3DLDF can, however, find the intersection points of some non-arbitrary Paths. So far, it can find the intersection point of the following combinations of Paths:

  1. Two linear Paths, i.e., Paths for which Path::is_linear() returns true (see Path Reference; Querying). In addition, the static Point member function Point::intersection_points() can be called with four Point arguments. The first and second arguments are treated as the end points of one line, and the third and fourth arguments as the end points of the other.
  2. A line and a Polygon. Currently, Reg_Polygon and Rectangle are the only classes derived from Polygon.
  3. Two Polygons.
  4. A line and a Regular Closed Plane Curve (Reg_Cl_Plane_Curve, see Regular Closed Plane Curve Reference; Intersections). Currently, Ellipse and Circle are the only classes derived from Reg_Cl_Plane_Curve.
  5. Two Ellipses. Since a Circle is also an Ellipse, one or both of the Ellipses may be a Circle. See Ellipse Reference; Intersections.

Adding more functions for finding the intersections of various geometric figures is one of my main priorities with respect to extending 3DLDF.

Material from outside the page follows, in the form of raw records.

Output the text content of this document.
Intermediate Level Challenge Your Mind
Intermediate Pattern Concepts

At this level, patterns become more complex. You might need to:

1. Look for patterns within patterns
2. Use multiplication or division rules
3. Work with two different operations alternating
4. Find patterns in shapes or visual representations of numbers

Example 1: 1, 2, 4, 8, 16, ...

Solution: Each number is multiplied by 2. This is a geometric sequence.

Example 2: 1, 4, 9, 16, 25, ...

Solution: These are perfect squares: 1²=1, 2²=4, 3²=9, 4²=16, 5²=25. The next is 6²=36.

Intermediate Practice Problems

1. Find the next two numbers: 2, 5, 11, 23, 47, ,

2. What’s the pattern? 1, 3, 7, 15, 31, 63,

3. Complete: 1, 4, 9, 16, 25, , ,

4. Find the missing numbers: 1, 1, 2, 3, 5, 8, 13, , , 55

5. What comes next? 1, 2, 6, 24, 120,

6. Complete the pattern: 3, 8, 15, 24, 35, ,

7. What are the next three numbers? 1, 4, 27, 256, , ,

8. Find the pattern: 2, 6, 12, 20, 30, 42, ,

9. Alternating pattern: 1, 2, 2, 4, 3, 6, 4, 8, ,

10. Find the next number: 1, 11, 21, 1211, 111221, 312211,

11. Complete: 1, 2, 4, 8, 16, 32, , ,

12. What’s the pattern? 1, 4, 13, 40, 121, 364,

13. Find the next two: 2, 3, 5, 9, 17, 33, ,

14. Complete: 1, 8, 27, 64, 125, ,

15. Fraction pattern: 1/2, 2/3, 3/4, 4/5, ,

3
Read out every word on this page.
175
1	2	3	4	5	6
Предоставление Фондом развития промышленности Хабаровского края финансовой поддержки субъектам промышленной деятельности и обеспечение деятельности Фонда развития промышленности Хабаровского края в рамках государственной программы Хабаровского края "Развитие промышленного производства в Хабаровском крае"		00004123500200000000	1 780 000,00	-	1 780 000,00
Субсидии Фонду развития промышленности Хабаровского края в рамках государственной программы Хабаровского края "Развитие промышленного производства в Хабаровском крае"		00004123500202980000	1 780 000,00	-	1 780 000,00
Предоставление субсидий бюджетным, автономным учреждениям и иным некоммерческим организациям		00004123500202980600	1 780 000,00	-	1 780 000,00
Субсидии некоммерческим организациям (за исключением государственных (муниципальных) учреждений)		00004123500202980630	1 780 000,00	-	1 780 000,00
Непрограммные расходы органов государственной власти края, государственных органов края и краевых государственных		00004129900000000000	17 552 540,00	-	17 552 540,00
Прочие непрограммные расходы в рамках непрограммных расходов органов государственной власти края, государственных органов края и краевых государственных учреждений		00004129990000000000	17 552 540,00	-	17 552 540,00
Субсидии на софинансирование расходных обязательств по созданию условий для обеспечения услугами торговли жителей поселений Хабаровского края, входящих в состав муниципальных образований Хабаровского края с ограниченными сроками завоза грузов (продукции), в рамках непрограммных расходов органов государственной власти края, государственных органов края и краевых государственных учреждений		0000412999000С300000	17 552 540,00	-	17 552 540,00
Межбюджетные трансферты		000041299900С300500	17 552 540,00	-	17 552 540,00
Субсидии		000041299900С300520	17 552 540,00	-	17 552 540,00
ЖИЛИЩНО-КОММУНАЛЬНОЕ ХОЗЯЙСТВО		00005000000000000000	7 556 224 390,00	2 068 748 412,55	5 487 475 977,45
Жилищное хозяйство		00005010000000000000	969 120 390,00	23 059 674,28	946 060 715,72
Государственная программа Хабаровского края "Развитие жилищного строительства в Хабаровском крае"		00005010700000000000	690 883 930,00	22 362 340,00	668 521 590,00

There are currently no special functions for finding the intersection points of a line and a Circle or two Circles. Since the class Circle is derived from class Ellipse, Circle::intersection_points() resolves to Ellipse::intersection_points(), which, in turn, calls Reg_Cl_Plane_Curve::intersection_points(). This does the trick, but it's much easier to find the intersections for Circles that it is for Ellipses. In particular, the intersections of two coplanar Circles can be found algebraically, whereas I've had to implement a numerical solution for the case of two coplanar Ellipses with different centers and/or axis orientation. It may also be worthwhile to write a specialization for finding the intersection points of a Circle and an Ellipse.

The theory of intersections is a fascinating and non-trivial branch of mathematics.1 As I learn more about it, I plan to define more classes to represent various curves (two-dimensional ones to start with) and functions for finding their intersection points.


  1. The books on computer graphics and the fairly elementary mathematics books that I own or have referred to don't go into intersections very deeply. One that does is Fischer, Gerd. Ebene Algebraische Kurven, which is a bit over my head.